I think Jordan in for Stockton improves the team. Not because Stockton isn't great.
Because Jordan's scoring value is much larger than the incremental passing value Stockton provides.
The lineup is strangely cramped. Wilt and Moses together is a lot of paint occupation. Dr. J also preferred attacking the rim.
So despite having KD, this isn't some beautifully spaced modern offense. Jordan would actually help because he's a better half-court shot creator than everyone except KD.
Looks like you're trying to create a team where every possession is efficient. But the best all-time teams aren't just efficient. They're resilient.
They need answers when the first option fails. Jordan and LeBron are arguably the two greatest "problem solvers" ever. That matters IMO.
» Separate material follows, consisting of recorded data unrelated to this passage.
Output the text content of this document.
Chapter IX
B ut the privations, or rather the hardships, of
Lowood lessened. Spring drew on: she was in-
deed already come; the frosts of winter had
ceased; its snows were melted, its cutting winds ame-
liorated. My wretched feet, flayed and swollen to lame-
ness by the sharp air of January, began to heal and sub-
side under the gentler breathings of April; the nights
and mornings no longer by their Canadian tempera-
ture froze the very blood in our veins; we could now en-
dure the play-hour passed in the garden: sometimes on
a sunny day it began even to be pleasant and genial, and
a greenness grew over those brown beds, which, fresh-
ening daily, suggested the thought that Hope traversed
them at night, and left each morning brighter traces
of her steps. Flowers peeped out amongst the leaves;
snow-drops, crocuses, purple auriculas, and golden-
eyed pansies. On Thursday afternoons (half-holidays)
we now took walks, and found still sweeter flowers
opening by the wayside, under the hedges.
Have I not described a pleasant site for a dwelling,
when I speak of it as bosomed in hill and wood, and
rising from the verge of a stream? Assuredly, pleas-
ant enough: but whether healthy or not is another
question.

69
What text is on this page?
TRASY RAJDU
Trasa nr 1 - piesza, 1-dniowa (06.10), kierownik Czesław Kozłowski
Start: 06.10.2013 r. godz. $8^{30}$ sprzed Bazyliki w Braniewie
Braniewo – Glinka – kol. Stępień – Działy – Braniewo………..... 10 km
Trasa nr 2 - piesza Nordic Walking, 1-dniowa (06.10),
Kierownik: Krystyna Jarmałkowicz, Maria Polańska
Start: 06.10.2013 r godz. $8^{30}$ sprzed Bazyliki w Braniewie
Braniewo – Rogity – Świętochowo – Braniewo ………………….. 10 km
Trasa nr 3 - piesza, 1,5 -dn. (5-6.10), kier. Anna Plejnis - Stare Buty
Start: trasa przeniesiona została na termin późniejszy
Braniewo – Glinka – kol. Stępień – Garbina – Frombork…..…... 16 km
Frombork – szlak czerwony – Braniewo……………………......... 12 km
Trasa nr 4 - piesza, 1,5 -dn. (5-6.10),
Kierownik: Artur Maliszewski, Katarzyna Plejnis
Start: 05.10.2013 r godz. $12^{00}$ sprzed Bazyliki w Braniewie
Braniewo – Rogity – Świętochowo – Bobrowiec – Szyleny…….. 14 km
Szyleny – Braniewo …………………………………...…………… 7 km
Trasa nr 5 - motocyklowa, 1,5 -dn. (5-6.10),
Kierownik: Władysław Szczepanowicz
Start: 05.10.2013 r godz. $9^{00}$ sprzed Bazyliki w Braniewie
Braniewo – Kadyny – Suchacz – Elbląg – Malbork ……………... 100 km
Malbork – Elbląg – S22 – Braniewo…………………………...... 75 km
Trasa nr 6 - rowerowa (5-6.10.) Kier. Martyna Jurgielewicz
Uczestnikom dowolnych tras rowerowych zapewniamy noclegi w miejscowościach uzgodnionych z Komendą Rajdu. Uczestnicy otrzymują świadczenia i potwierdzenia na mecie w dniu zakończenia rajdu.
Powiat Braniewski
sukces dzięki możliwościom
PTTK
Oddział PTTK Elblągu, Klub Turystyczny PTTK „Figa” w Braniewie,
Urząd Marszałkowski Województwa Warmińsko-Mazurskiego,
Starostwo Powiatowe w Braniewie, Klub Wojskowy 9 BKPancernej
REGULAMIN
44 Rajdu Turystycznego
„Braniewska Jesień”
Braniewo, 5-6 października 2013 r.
The Rodman-for-Moses suggestion is actually more interesting.
Now you have:
- Stockton
- Dr. J
- KD
- Rodman
- Wilt
This lineup is weird.
The defense could be insane.
The rebounding could be insane.
But now Jordan replacing Stockton becomes even more obvious to me.
Replacing Moses with Rodman reduces the lineup's overall half-court scoring burden coverage, which makes the lack of perimeter shot creation more noticeable, which is obviously solved by adding Jordan over Stockton.
Replacing Stockton with Shai Gilgeous-Alexander is actually stronger.
Now at least you have a modern scoring guard, rim pressure, and shot creation.
But then you've basically admitted the problem. You've started moving toward a player whose value proposition is closer to Jordan.
One thing I do when I evaluate these lineups is ask:
"When I add Jordan, what gets worse?"
I'm not sure anything does. Maybe assists go down. Maybe Stockton has fewer touches. But does the team become worse? I don't see it.
Likewise with LeBron. LeBron for Stockton seems like a massive upgrade.
Now you have:
- LeBron
- Dr. J
- KD
- Moses
- Wilt
and an enormous playmaking increase IMO.